Santellán precisó que ministerios, gobiernos departamentales, empresas públicas y organismos paraestatales están obligados a implementar el marco de ciberseguridad. En el caso del sector privado, la obligación recae exclusivamente sobre las compañías que proveen servicios considerados críticos, como telecomunicaciones, pagos o servicios financieros.
El decreto fija un plazo de tres años para la implementación, que comienza a contarse desde la publicación del marco en su última versión. “A partir de ahí hay tres años para implementar”, indicó Santellán. En ese período, cada entidad deberá avanzar de acuerdo con el perfil organizacional que le corresponda: avanzado, estándar o básico.
Las organizaciones catalogadas como avanzadas, por su nivel de criticidad y dependencia tecnológica, deberán cumplir en el primer año con al menos el 50% de los controles de prioridad alta definidos en la línea base del marco. Las de perfil estándar y básico tendrán exigencias más graduales, de acuerdo con su tolerancia a la indisponibilidad de servicios.

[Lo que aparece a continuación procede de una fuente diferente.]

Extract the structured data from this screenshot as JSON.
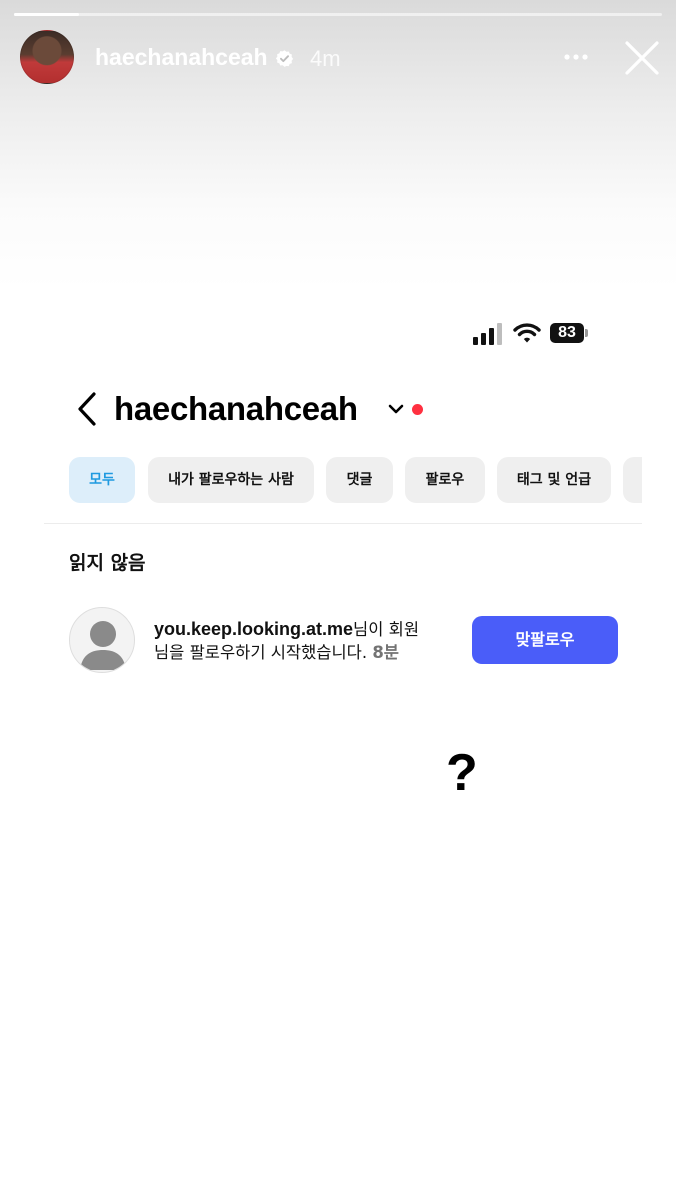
{
  "story": {
    "username": "haechanahceah",
    "time": "4m",
    "progress": 0.1,
    "avatar_icon": "profile-photo",
    "more_icon": "more-horizontal-icon",
    "close_icon": "close-icon",
    "verified_icon": "verified-badge-icon"
  },
  "screenshot": {
    "status_bar": {
      "battery": "83"
    },
    "header": {
      "account_name": "haechanahceah",
      "back_icon": "chevron-left-icon",
      "dropdown_icon": "chevron-down-icon",
      "dot_color": "#ff3040"
    },
    "filters": [
      {
        "label": "모두",
        "active": true
      },
      {
        "label": "내가 팔로우하는 사람",
        "active": false
      },
      {
        "label": "댓글",
        "active": false
      },
      {
        "label": "팔로우",
        "active": false
      },
      {
        "label": "태그 및 언급",
        "active": false
      }
    ],
    "section_title": "읽지 않음",
    "notification": {
      "username": "you.keep.looking.at.me",
      "message_part1": "님이 회원",
      "message_part2": "님을 팔로우하기 시작했습니다.",
      "time_ago": "8분",
      "button_label": "맞팔로우",
      "button_color": "#4a5df9"
    }
  },
  "annotation": "?"
}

Sobre la fiscalización, Santellán aclaró que en los sectores que ya tienen reguladores específicos —como el sistema financiero o las telecomunicaciones— será cada regulador quien verifique el cumplimiento del marco, aunque en coordinación con AGESIC. En cambio, para el resto de los organismos estatales, la agencia será responsable de acompañar y supervisar la implementación.
La jerarca destacó que el enfoque no es sancionatorio inmediato, sino de acompañamiento progresivo. “Este período de 3 años de implementación no es que empezó a correr el plazo ahora y en 3 años AGESIC les va a ir a golpear la puerta a ver qué tanto lo implementaron o no, sino que van a haber instancias de diagnóstico inicial y de seguimiento”, señaló.
Además, informó que se publicarán materiales técnicos, guías y un calendario de charlas para apoyar a las instituciones en el proceso de adopción. La meta es que todas las organizaciones obligadas avancen en el cumplimiento del decreto con planes de acción claros y adaptados a su realidad.
¿Qué cosas deberán hacer las empresas según el nuevo decreto?
El Decreto Nº 66/025 establece que las empresas privadas vinculadas a servicios críticos —como energía, transporte, agua, salud, finanzas o telecomunicaciones— deberán cumplir una serie de obligaciones en ciberseguridad.
Esto implica contar con una persona responsable de la seguridad informática dentro de la organización, capaz de tomar decisiones técnicas y coordinar acciones cuando se detecten problemas. También tendrán que disponer de equipos o proveedores especializados para resolver incidentes rápidamente y conservar registros de lo que ocurre en sus sistemas por al menos un año, lo que permitirá rastrear el origen de un ataque o una falla.
Además, el decreto exige avisar al CERTuy (el Centro de Respuesta a Ataques Informáticos) en un plazo máximo de 24 horas cada vez que se detecte un incidente de ciberseguridad. A su vez, las empresas deberán realizar auditorías periódicas siguiendo el marco de ciberseguridad nacional, enviar resúmenes de los resultados a AGESIC y, en caso de detectar debilidades, presentar un plan de acción para corregirlas en plazos definidos. También deberán garantizar que los proveedores tercerizados cumplan con los mismos estándares de seguridad.
En definitiva, las compañías incluidas en este marco estarán obligadas a prevenir, detectar y responder a incidentes digitales de forma organizada, a demostrar que aplican controles adecuados y a colaborar con las autoridades cuando un problema ocurra. El objetivo es que servicios esenciales para la población y la economía del país sean más resistentes a los riesgos cibernéticos.